А. П. Не говоря уже о «Солесомбре». Есть разница между соавтором и режиссером в театре АХЕ? Кто такой режиссер в АХЕ? Какие у него функции?

Я. Т. Сложный вопрос. Группа никогда не подразумевала режиссерской функции. Все сами придумывали, сами шили, покупали, одевали. Все женские образы, которые были созданы, ты находил, нащупывал сам — никто это не прописывал, все приходилось брать из себя, из своей жизни, своих впечатлений и рефлексии. Единственное, Паша и Макс как художники для меня, конечно, были авторитетами, то есть я с ними советовалась — стоит ли мне надевать такие каблуки или другие, и от того, какие туфли на ногах, разумеется, многое менялось. У меня, например, были туфли, которые мне Юнгер подарила, я в них играла «Белую кабину». Такие серебряные туфельки «Сара Бернар». Они потребовали и прическу особенную, и помаду. Или, например, я приезжаю и говорю: «Ребята, у меня такой образ родился: женщина сидит за столом и курит, но у нее не дым, а мыльные пузыри, и все это лопается, попадает в глаза, и это не слезы, а мыло… — Ну, покажи». Показываешь — «О! Отлично!». И так потихонечку откладываются какие-то образы, номера, создается единое целое.

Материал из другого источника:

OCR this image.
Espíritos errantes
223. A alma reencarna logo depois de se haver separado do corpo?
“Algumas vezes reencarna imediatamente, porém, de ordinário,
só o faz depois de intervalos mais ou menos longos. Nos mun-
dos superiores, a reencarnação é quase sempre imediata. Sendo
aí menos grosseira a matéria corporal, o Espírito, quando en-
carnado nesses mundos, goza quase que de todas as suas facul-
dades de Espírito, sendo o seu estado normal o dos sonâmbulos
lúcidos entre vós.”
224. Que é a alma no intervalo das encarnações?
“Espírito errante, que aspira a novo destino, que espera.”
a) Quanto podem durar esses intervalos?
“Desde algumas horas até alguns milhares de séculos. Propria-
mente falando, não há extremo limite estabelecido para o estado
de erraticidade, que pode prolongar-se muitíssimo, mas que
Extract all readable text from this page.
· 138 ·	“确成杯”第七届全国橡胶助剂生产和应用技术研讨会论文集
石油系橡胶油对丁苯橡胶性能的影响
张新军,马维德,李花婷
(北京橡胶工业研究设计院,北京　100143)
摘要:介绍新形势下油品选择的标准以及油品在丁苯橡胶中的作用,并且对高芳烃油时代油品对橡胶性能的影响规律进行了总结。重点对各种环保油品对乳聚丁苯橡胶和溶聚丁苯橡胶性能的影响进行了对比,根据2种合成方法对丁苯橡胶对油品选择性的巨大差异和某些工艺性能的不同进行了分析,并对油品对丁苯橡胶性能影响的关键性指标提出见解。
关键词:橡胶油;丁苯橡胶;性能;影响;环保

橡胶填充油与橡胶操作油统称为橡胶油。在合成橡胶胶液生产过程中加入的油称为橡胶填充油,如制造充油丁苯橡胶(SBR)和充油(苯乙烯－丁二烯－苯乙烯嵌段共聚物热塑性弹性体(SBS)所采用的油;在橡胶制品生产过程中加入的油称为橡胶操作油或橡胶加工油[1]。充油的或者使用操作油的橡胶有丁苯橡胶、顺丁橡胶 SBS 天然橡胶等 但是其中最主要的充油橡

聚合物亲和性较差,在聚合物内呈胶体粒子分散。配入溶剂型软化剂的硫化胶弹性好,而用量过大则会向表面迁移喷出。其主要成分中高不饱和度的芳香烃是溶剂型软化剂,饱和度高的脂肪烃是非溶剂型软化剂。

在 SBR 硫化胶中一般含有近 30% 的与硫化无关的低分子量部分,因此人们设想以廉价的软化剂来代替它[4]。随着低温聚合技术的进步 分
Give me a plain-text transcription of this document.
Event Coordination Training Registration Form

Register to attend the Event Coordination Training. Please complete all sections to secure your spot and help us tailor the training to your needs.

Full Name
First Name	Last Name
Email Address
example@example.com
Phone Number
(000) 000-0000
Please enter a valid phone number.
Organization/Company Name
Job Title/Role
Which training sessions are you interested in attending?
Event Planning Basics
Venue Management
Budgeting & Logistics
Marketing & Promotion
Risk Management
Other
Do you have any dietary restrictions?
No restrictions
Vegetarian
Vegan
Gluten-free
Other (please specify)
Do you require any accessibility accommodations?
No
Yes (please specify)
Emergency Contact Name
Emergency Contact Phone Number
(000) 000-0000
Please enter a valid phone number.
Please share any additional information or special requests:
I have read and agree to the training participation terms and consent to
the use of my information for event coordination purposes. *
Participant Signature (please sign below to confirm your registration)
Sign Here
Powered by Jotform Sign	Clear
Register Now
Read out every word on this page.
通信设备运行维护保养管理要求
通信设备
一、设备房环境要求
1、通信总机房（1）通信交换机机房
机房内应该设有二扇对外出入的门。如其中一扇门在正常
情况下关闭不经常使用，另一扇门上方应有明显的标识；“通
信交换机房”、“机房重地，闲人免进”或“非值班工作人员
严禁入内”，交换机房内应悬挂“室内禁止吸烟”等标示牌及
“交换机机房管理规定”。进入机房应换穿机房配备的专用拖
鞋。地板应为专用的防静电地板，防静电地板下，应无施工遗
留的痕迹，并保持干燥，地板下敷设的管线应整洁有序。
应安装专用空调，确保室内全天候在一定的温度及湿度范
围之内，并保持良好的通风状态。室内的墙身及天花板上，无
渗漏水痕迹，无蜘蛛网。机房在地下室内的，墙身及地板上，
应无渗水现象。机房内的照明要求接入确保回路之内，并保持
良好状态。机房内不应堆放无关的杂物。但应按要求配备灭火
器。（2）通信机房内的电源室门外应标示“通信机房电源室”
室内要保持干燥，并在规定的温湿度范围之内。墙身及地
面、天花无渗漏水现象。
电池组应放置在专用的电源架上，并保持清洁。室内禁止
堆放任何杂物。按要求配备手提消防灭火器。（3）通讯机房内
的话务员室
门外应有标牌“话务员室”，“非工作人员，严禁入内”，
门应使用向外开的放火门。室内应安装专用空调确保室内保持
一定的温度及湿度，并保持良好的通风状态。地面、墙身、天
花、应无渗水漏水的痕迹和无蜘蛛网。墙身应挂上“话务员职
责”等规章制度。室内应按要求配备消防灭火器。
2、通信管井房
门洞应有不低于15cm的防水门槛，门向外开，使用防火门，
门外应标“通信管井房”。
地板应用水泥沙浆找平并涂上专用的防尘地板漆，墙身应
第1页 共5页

Когда придумывалась концепция, нагрузка всегда больше лежала на Максе. Паша очень креативен во всем, что касается объектов, каких-то невероятных наворотов с инженерными чудесами… Но когда речь зашла о композиции, драматургии, мы стали больше обсуждать и больше общаться друг с другом с точки зрения именно театральной профессии. И когда ребята поняли, что нужен взгляд со стороны, я просто помогла, потому что знаю, какими законами пользоваться для того, чтобы отбирать материал. Началось все с «Sine Loco» — когда я искала актеров для проекта, работала с ними и когда из всего материала за неделю надо было сделать 14 конкретных сцен. Это и стало первой режиссерской работой в АХЕ. Потом была «Кармен», когда я тоже структурировала кипу материала. Вот «Фауст» — это уже чисто режиссерская работа. То есть все step by step — потихонечку. Ну, а «Солесомбра» — совершенно отдельная история. Это уже моя тоска по драматическому театру и по своему какому-то пространству работы с драматическими актерами, которые существуют вне законов АХЕ и для которых существенны понятия, в АХЕ вообще не обсуждающиеся, — предлагаемые обстоятельства, например, или еще что-то.

В. Кухарешин (Виктор), А. Стекольников (Александр). Фото К. Синявского

В. Кухарешин (Виктор), А. Стекольников (Александр).
Фото К. Синявского

Т. Калашникова (Фрида), В. Кухарешин (Виктор). Фото К. Синявского

Т. Калашникова (Фрида), В. Кухарешин (Виктор).
Фото К. Синявского

А. П. Постановка «Солесомбры» — это чья была идея, АХЕ или театра Сатиры?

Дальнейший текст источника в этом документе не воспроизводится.